Wednesday, August 24, 2011

Meeting at Melbourne Central instead of Flinders Street

Melbourne white people gave up on Flinders Street Station in 2004 when Transport opened at Federation Square. They will never go back. The goths and punks, the evangelical Christians (every Friday night), the overwhelming police presence, the short skirts and muscle tops, the lack of bike parking areas, the "Metro Safety Announcements", the cold, the alienating architectural form and the proximity to Crown Casino, make Flinders Street the station for the wrong types of white Melburnians.

Melbourne Central Station (hereafter MCS) is a lot better. It's inside so you don't have to worry about the cold, and it's close to the state library so you can update your status about how you're studying at the library. There's even a giant clock so white Melburnians can still meet under one and not feel like they are betraying the spirit of their city.

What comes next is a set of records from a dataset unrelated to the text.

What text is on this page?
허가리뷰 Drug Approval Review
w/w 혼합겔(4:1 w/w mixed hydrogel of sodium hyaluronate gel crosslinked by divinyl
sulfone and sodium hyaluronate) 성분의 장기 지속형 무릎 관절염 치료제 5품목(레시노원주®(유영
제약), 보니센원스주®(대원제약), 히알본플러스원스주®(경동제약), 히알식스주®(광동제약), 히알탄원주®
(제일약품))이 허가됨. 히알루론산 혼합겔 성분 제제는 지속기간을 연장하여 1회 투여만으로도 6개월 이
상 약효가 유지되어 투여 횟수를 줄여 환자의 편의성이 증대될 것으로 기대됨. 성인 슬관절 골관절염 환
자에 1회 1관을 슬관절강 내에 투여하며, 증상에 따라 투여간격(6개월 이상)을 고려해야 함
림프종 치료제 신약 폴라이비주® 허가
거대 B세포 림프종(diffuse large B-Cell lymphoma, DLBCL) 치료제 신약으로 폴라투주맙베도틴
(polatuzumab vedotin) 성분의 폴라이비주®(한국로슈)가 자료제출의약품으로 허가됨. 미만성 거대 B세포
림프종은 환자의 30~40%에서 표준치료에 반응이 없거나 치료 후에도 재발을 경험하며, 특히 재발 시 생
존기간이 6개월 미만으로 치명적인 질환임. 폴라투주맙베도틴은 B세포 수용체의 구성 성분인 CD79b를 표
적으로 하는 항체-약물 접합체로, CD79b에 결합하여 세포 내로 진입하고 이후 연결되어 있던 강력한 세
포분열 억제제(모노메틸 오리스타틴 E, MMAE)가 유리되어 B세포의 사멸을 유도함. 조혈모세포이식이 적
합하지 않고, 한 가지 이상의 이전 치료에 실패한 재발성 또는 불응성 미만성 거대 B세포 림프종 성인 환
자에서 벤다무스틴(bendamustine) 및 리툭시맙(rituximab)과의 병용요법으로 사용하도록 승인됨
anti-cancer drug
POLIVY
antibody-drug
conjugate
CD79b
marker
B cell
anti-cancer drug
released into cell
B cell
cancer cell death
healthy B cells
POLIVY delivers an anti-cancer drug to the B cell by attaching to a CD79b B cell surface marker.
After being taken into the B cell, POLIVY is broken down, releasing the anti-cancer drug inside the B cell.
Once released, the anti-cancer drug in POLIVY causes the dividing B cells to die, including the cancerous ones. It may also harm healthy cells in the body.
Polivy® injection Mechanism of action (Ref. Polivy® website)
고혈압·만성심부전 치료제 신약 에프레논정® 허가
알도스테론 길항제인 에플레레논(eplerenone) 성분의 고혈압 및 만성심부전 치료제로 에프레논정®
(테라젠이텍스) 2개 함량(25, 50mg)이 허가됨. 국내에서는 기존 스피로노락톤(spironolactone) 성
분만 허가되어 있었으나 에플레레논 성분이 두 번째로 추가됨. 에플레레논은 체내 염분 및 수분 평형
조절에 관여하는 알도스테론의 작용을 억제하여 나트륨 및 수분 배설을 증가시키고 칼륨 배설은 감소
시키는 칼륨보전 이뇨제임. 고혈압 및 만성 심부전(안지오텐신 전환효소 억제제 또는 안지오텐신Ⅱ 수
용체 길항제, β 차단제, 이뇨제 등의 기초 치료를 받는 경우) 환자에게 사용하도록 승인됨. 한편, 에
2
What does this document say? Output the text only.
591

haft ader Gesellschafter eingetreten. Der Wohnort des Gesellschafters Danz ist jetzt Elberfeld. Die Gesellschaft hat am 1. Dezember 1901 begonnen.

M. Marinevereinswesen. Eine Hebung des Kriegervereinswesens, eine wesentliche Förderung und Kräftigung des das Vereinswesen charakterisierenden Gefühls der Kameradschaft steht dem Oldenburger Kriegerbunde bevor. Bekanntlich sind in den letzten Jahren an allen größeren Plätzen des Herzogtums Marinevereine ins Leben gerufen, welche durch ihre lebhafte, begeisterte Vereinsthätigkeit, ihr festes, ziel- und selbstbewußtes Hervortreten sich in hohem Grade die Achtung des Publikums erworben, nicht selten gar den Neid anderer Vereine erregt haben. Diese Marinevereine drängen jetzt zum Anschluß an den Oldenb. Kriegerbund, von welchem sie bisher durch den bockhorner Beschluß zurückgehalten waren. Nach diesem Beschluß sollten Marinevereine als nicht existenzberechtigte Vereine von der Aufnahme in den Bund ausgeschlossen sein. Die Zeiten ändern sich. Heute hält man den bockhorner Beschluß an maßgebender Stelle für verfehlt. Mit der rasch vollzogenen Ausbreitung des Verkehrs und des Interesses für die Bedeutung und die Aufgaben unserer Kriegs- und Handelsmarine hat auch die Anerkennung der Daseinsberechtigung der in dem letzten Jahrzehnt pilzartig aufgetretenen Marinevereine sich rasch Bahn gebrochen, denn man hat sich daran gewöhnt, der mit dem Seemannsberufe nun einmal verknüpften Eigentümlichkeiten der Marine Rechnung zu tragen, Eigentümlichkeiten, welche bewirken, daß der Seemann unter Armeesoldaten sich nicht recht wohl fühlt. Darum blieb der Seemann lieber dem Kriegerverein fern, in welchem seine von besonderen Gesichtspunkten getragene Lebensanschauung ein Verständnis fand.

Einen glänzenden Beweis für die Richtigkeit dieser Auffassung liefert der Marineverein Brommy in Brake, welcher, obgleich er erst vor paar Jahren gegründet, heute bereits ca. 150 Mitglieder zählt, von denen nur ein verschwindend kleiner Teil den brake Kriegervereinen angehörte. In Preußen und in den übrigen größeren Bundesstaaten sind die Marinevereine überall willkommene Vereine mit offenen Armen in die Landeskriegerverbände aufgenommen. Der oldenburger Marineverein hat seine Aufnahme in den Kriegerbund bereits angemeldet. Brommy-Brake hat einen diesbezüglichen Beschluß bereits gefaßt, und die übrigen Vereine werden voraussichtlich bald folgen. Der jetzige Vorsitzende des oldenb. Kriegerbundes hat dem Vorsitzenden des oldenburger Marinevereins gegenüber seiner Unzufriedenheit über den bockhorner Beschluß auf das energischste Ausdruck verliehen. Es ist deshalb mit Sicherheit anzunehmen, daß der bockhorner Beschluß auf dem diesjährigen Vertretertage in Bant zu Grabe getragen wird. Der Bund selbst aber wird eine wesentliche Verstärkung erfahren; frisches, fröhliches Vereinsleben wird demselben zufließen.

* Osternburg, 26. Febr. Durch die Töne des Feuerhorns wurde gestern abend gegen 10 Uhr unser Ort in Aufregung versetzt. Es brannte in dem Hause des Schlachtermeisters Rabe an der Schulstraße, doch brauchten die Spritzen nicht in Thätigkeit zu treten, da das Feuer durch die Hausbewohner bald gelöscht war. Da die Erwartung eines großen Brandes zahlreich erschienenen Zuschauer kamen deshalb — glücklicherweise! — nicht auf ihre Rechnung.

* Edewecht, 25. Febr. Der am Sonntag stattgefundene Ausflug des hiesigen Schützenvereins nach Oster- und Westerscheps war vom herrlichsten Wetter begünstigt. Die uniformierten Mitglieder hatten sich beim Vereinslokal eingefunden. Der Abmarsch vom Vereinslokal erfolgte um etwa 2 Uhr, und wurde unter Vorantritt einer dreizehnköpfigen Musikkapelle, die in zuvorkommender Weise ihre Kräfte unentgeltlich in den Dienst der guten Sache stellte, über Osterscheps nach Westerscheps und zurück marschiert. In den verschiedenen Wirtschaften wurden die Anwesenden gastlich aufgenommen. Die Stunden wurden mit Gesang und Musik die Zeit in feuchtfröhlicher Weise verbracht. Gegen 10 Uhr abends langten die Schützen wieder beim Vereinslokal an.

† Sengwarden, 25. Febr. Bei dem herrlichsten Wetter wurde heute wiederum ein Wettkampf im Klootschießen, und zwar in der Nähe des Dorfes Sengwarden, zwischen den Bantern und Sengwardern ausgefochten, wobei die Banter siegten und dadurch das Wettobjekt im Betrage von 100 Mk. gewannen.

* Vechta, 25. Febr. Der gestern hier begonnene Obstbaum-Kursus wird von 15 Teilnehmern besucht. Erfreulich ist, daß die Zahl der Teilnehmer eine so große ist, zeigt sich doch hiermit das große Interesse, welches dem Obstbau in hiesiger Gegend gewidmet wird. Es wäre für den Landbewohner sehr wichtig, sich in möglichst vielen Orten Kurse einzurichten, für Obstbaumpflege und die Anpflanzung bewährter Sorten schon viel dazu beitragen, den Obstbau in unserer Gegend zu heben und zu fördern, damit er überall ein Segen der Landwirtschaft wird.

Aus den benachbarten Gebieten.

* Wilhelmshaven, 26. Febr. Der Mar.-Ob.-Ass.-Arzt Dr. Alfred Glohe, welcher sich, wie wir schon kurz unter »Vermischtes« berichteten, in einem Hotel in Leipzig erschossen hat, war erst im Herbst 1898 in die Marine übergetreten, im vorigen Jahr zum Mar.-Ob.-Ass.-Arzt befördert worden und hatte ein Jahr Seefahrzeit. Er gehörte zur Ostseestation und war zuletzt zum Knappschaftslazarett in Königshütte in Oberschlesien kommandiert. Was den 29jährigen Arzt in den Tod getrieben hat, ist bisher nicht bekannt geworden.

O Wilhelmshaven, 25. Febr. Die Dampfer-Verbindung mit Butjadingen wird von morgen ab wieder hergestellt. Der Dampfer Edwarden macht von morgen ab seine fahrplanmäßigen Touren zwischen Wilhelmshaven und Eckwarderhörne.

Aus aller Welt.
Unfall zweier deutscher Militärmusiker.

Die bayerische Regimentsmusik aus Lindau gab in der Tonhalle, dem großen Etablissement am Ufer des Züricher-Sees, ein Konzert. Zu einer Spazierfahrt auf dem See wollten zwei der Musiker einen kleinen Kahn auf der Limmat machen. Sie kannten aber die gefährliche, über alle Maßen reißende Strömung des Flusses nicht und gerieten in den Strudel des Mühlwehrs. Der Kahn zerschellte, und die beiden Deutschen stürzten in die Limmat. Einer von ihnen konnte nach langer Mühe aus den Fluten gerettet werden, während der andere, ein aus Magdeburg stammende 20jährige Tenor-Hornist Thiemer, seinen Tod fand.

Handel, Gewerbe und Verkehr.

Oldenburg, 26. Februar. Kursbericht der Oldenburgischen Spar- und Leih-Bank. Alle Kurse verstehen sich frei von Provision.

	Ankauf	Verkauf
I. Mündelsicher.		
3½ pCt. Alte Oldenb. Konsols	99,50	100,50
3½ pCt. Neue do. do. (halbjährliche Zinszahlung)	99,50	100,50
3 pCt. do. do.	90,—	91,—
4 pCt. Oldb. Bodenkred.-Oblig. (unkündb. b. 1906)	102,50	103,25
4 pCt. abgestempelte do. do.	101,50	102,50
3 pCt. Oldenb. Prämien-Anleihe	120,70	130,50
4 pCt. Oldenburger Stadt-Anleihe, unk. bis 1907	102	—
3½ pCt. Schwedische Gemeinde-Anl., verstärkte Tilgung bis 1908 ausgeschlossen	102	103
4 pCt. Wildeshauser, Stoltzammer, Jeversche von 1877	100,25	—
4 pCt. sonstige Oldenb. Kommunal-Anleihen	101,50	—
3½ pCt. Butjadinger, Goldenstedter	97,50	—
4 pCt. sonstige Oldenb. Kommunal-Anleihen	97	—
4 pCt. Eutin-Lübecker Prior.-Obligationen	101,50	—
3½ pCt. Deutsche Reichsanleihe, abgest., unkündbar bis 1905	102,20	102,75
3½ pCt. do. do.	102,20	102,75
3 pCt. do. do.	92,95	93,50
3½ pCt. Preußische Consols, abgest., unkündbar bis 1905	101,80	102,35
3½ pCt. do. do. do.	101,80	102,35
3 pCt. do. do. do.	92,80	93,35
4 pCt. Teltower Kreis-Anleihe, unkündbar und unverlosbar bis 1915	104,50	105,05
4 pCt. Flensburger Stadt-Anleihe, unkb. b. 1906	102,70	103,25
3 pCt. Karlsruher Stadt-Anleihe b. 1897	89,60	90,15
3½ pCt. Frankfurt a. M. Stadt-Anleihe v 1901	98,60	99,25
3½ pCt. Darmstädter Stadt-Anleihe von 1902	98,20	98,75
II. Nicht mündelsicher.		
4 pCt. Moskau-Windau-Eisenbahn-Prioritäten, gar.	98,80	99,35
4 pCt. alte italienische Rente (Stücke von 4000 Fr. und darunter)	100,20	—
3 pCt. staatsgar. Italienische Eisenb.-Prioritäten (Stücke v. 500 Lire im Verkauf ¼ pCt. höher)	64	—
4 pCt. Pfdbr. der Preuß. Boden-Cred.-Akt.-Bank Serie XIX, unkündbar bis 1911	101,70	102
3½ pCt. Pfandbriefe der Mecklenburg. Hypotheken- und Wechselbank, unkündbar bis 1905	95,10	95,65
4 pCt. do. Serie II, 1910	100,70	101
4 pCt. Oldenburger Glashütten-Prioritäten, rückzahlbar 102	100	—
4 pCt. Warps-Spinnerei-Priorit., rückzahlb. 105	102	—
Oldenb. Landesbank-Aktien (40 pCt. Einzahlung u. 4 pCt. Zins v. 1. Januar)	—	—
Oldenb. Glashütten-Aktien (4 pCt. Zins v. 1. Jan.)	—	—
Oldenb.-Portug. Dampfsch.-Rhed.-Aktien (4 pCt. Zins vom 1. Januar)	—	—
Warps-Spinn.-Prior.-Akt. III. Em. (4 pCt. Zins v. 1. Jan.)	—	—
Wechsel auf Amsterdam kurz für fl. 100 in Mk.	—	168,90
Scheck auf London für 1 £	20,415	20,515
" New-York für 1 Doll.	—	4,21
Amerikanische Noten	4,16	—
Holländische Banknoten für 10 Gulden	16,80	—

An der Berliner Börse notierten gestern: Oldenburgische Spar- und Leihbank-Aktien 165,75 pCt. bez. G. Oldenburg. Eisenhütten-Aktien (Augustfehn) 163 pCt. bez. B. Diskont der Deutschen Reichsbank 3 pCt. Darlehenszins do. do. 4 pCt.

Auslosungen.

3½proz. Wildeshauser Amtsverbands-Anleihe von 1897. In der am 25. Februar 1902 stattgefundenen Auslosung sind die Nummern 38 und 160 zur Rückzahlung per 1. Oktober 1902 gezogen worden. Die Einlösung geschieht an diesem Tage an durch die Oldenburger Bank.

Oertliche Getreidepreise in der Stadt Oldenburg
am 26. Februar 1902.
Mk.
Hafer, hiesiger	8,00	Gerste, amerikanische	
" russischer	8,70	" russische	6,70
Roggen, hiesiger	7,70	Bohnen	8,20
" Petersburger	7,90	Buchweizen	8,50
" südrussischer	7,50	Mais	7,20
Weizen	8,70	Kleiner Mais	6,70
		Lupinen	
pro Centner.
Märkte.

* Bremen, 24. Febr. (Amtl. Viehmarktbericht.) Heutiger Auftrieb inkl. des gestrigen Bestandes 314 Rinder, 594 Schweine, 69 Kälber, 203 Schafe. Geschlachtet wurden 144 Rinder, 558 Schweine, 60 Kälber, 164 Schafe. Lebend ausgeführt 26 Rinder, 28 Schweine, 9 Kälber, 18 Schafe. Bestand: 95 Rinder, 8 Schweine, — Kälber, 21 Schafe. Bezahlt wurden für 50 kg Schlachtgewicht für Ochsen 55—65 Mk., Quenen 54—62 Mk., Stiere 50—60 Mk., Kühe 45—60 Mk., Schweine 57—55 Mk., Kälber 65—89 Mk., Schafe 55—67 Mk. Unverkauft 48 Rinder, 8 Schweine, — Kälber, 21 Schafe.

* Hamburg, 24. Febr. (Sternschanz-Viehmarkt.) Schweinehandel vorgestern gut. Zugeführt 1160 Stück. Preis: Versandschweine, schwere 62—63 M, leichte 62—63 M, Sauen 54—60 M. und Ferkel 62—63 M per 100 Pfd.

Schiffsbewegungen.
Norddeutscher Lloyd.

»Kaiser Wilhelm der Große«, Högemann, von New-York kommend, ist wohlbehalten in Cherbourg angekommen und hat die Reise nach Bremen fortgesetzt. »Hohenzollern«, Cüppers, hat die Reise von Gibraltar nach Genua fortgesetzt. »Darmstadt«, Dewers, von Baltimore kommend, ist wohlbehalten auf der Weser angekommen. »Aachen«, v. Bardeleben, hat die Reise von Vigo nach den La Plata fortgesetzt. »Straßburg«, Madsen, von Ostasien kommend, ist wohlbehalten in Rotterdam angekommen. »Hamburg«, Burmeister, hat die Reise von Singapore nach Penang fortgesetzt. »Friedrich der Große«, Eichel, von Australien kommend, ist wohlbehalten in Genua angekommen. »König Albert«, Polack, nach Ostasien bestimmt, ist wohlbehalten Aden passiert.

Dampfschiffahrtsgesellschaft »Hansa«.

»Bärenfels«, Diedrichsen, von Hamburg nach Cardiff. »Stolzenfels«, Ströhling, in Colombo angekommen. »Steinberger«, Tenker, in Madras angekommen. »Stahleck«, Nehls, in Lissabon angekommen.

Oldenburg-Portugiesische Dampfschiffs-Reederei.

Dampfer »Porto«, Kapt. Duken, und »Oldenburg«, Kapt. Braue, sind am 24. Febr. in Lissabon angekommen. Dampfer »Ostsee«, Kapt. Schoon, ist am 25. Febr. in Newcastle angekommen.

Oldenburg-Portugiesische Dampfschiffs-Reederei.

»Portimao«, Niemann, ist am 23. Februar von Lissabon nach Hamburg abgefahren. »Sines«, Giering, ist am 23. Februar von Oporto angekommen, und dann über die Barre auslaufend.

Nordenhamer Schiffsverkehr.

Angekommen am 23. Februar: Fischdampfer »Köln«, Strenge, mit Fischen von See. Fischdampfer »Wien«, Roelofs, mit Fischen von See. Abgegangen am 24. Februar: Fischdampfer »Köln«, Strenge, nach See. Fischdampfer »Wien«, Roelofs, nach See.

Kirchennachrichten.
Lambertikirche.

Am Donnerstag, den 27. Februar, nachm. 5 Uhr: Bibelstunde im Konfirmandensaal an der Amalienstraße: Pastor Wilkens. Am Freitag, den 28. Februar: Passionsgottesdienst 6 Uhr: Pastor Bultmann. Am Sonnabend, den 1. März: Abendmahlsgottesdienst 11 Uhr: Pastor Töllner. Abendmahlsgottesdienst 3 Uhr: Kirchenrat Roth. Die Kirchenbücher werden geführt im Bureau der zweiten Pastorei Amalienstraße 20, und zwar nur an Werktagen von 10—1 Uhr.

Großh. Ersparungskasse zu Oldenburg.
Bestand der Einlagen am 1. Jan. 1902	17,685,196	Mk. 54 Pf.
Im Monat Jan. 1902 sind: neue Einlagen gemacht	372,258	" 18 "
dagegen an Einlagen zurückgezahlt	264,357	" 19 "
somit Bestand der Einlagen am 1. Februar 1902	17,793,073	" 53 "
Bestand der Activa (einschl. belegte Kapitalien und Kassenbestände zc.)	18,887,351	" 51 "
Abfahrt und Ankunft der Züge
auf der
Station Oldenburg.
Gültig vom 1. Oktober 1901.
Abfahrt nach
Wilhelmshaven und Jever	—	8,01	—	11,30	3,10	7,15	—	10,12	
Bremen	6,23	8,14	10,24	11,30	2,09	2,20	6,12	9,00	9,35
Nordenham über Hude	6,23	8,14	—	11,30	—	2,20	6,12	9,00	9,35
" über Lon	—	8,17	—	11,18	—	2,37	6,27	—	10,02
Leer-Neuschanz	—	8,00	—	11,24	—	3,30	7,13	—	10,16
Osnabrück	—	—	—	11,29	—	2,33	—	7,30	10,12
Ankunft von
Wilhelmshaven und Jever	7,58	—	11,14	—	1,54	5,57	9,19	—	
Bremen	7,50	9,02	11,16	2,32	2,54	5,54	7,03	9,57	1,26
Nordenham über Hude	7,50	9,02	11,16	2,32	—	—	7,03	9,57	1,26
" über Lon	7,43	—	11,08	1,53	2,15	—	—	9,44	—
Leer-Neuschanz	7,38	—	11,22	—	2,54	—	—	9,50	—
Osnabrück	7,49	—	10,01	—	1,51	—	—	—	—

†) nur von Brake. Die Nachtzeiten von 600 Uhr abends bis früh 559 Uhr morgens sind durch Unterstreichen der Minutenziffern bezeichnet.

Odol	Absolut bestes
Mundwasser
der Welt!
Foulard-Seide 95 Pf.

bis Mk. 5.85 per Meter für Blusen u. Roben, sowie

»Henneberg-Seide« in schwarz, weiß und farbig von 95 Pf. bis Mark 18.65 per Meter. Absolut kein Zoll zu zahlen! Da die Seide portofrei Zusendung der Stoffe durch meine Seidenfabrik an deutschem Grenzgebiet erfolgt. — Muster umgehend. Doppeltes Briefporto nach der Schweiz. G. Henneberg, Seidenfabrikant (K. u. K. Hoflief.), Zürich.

But what the preference of MCS over Flinders Street demonstrates is the alternative geographies white Melburnians use when navigating their city. In the white Melburnian mind, the southern border of the city is Bourke Street, its western perimeter is Elizabeth Street\Royal Parade, its eastern side ends at Punt Road, and it's bounded by Alexandra Parade in the north. Imagining the city of Melbourne in this way incorporates Fitzroy and Carlton into the CBD, relegating Flinders Street to the status of a suburban train station and eliminating King Street from the discussion. White Melburnians are trying to recreate Melbourne in their own image.

Sunday, August 7, 2011

Quirky lists

One of the best ways to judge a person's character in the internet age is by reading the lists they write in online profiles. For those of you who are new to the international network ('internet', for short), this was not always so. In the nineties, getting-to-know-you question-and-answer lists circulating via electronic mail ('e-mail') on the intra-planetary lattice, or 'worldwide web', were mostly concerned with whether or not you ate the stems of broccoli. Hence their ability to convey to the reader the character of the person responding to the questions was quite limited. Because of social networking sites and web logs ('blogs'), more accurate assessments of character, such as delineating between wrong and right types of white Melburnians, are now possible. The wrong type of white Melburnian takes the act of list writing literally. To them it is just a list, not a work of art. Lists of interests displayed on the web profiles of the wrong types normally look something like this:

Hot showers
Watching movies
Going fishing with my Dad
Sleeping in
Sickies
Catching up with friends

There's nothing wrong with this list of interests except that it's just a list of interests. Therefore it could not have been written by the right type of Melbourne white person, whose list of interests look more like this:

The donuts at Footscray station
Karaoke
Making lists
Frankston savers
Breakfast burritos
Marieke Hardy
World's End Press
Palindromes
Going off on tangents
Schadenfreude
Bad puns

White Melburnians believe a list of interests should be used to reflect intellect, cleverness, self-deprecation, humour, worldliness and competence. If you are about to write your own list of interests, remember that one of the most important features to convey is cleverness, but done in a cautious way so as not to totally overwhelm the reader with how clever you are. This is best accomplished by inserting into the list something self-referential like 'awesome alliterations'. The trick of list writing is to make the whole construction of the list appear effortless but expend a great deal of effort to accomplish this - which is a central feature of white Melburnian culture.